Patients need to use corticosteroids (prednisone≥ 10 mg/ day or equivalent dose of the same drug) or any other condition requiring systemic immunosuppressant treatment for 4 weeks prior to initial dosing. However, participants who are currently or have previously used the following steroid regimens may be enrolled:
1. adrenal substitute steroid (prednisone ≤10 mg/ day or equivalent dose of similar drugs);
2. Systemic absorption of very small amounts of local, ocular, intra-articular, intranasal or inhaled corticoid solid alcohol.

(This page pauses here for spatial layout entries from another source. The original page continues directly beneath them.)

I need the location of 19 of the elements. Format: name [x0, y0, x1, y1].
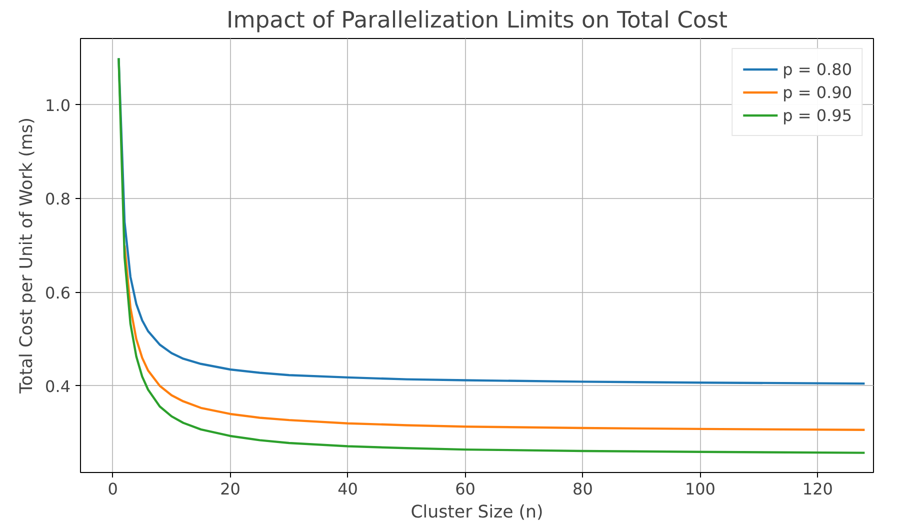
x-tick-label: 0	[108, 480, 118, 498]
y-axis-title: Total Cost per Unit of Work (ms)	[17, 117, 38, 395]
legend-label: p = 0.80	[782, 60, 852, 78]
legend-label: p = 0.95	[782, 106, 852, 124]
legend-label: p = 0.90	[782, 82, 852, 102]
x-tick-label: 80	[572, 480, 593, 498]
x-tick-label: 60	[455, 480, 476, 498]
x-axis-title: Cluster Size (n)	[410, 502, 544, 522]
x-tick-label: 20	[220, 480, 240, 498]
line-series	[118, 57, 866, 454]
y-tick-label: 0.8	[45, 190, 71, 209]
x-tick-label: 40	[338, 480, 358, 498]
y-tick-label: 1.0	[45, 96, 71, 115]
y-tick-label: 0.4	[45, 376, 71, 396]
x-tick-label: 120	[802, 480, 833, 498]
chart-title: Impact of Parallelization Limits on Total Cost	[226, 8, 728, 34]
x-tick-label: 100	[684, 480, 716, 498]
y-tick-label: 0.6	[45, 283, 71, 302]
line-series	[123, 244, 866, 431]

Pregnant or lactating women, or male and female subjects who planned to have children during the trial period (from screening visit to 6 months after the last dosing). Any pregnancy that occurred during the test Participants need to withdraw from the study;
Persons who need to receive live vaccine within 30 days before the first dose and during the expected study period;
The investigator considers that the subjects have other factors that make them unfit to participate in the study.